To make room for these changes, expect to see revisions to the following noncranial thrombectomy codes:

  • 37184, Primary percutaneous transluminal mechanical thrombectomy, noncoronary, arterial or arterial bypass graft, including fluoroscopic guidance and intraprocedural pharmacological thrombolytic injection(s); initial vessel
  • +37186, Secondary percutaneous transluminal thrombectomy (e.g., nonprimary mechanical, snare basket, suction technique), noncoronary, arterial or arterial bypass graft, including fluoroscopic guidance and intraprocedural pharmacological thrombolytic injections, provided in conjunction with another percutaneous intervention other than primary mechanical thrombectomy (List separately in addition to code for primary procedure)
  • 37211, Transcatheter therapy, arterial infusion for thrombolysis other than coronary, any method, including radiological supervision and interpretation, initial treatment day.

Match Myocardial Strain Imaging to Cat. III Code

The February Summary also noted the acceptance of a Cat. III code “for imaging of myocardial strain for myocardial malformation detection.” The test helps assess myocardial function. In echocardiography, strain describes deformation, which involves shape change.

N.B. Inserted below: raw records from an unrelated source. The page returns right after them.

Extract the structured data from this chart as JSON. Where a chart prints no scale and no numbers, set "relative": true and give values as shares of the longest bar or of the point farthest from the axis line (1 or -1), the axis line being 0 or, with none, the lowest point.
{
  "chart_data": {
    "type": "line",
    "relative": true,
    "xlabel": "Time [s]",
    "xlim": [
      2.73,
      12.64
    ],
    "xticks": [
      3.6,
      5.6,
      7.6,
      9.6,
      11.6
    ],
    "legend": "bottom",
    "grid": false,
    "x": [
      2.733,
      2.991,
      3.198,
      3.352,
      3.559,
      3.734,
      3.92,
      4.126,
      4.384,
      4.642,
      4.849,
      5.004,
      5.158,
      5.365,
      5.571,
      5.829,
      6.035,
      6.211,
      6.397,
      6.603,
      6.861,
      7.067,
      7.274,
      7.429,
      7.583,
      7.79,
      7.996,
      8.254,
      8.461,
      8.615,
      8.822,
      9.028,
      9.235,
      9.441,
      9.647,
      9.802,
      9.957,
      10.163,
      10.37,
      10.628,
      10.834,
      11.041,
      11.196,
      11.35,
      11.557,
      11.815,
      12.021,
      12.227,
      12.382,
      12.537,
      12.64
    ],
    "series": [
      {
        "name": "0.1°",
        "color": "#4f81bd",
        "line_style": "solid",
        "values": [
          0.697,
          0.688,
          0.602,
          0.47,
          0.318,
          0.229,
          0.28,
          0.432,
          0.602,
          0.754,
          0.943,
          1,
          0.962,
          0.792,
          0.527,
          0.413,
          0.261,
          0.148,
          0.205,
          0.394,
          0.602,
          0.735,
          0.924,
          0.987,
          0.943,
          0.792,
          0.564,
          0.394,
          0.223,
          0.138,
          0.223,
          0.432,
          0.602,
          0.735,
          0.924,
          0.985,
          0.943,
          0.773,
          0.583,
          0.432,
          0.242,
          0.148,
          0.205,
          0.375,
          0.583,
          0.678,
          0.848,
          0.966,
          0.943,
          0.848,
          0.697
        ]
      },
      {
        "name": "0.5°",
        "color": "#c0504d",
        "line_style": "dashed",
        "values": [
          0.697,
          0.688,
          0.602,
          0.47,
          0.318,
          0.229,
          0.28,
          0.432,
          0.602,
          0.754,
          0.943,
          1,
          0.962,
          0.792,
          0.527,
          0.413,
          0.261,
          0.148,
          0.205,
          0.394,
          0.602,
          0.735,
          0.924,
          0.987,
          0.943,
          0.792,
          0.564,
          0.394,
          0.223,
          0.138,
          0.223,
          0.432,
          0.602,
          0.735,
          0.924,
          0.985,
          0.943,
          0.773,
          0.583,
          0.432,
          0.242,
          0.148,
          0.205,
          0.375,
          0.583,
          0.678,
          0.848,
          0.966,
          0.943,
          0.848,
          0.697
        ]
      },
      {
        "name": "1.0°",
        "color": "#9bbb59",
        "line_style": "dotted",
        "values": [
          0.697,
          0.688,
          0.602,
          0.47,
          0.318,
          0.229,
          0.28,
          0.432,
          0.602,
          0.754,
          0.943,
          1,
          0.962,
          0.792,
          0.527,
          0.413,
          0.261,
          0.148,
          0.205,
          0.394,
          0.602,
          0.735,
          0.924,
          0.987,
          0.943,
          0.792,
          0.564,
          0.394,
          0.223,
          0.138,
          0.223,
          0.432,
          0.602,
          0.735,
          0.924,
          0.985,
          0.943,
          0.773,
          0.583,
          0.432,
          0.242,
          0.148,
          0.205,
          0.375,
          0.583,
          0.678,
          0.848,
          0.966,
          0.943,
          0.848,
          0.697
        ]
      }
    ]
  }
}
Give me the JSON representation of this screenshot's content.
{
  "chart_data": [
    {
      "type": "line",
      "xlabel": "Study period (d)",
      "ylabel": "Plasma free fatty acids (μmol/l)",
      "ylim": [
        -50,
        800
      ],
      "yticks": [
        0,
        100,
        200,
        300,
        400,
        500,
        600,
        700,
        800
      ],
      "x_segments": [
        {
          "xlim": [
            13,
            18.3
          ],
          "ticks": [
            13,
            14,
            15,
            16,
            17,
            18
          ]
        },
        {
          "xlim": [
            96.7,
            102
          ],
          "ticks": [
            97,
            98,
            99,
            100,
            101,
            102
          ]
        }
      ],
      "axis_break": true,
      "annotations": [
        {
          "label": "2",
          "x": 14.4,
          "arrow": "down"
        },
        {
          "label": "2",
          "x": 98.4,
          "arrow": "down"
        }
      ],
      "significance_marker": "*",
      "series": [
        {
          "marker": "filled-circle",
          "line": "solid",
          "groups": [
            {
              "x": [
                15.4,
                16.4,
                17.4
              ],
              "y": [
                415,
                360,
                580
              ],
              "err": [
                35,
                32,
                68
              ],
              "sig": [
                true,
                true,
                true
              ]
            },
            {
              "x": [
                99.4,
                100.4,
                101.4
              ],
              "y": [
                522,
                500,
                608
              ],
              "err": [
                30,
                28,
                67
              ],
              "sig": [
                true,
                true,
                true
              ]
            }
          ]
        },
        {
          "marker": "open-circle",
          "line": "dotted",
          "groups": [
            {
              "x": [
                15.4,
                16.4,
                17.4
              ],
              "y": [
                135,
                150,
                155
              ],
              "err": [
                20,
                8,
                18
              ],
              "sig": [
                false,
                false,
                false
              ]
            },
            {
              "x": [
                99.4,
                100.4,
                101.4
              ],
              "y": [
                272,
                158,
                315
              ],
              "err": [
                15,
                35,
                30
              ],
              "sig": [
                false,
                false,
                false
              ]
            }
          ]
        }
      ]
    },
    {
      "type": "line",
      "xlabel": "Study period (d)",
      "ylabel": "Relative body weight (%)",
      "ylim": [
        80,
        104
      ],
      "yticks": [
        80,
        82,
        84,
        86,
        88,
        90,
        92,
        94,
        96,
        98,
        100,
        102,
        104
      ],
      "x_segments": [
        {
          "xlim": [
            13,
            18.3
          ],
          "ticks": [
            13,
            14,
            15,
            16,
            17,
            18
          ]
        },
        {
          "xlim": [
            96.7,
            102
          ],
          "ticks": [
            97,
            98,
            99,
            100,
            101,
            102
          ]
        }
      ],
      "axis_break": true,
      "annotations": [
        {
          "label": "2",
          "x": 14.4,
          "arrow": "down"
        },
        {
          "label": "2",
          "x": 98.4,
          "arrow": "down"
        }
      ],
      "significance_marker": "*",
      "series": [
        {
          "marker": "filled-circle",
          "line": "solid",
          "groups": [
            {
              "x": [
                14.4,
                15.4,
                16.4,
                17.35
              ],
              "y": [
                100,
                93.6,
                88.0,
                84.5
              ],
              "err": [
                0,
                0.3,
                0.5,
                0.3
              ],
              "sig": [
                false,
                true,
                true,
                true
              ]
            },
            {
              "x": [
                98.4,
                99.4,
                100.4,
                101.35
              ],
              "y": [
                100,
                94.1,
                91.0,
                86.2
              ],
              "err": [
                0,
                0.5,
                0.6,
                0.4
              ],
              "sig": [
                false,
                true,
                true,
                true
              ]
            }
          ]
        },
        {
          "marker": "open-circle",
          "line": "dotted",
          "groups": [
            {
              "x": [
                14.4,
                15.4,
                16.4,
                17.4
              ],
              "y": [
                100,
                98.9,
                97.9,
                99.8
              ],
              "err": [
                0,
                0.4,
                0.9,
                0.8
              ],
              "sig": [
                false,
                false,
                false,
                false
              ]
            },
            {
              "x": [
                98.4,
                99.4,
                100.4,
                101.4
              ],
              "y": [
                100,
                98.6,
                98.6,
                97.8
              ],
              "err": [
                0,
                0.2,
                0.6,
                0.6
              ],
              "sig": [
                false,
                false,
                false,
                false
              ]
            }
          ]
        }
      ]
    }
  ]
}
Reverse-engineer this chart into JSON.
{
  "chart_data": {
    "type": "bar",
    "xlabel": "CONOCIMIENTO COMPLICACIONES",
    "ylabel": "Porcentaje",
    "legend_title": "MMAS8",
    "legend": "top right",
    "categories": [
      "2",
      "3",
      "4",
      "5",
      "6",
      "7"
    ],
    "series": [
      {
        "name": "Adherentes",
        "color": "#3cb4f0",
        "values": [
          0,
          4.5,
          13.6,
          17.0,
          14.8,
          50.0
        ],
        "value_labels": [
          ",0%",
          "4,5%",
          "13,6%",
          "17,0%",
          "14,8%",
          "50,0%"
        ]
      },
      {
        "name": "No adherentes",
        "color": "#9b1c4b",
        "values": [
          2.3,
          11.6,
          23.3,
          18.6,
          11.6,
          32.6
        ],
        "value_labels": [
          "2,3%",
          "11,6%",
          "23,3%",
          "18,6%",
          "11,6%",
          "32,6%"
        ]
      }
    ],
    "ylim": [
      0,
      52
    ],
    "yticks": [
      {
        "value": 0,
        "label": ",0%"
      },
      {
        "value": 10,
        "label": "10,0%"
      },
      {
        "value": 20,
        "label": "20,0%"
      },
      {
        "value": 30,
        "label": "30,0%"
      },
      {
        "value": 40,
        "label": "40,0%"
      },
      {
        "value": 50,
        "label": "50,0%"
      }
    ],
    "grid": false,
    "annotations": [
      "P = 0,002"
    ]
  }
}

The American Society of Echocardiography presentedevidence to help support adoption of the code (http://asecho.org/ase-worked-to-establish-a-new-code-for-echocardiography/).

Focus on 15 Minutes for Moderate Sedation

According to the February Summary, you also may see the addition of four 991XX codes for moderate sedation of 15 minutes. To go along with this change, you’ll see revisions to the existing guidelines and parenthetical notes.

You’ll also see the deletion of the current codes:

  • 99143-+99145, Moderate sedation services (other than those services described by codes 00100-01999) provided by the same physician or other qualified health care professional performing the diagnostic or therapeutic service that the sedation supports …
  • 99148-+99150, Moderate sedation services (other than those services described by codes 00100-01999), provided by a physician or other qualified health care professional other than the health care professional performing the diagnostic or therapeutic service that the sedation supports …

Codes 99143, 99144, 99148, and 99149 refer to an initial 30 minutes, while +99145 and +99150 are for each additional 15 minutes. Recall that the potential new codes refer to 15 minutes.

The Summary notes the Society of Interventional Radiology, Heart Rhythm Society, and the American Society of Echocardiography were involved in requesting reconsideration of the “decision to open review of the bundling of moderate sedation services into the listing of all codes in Appendix G.”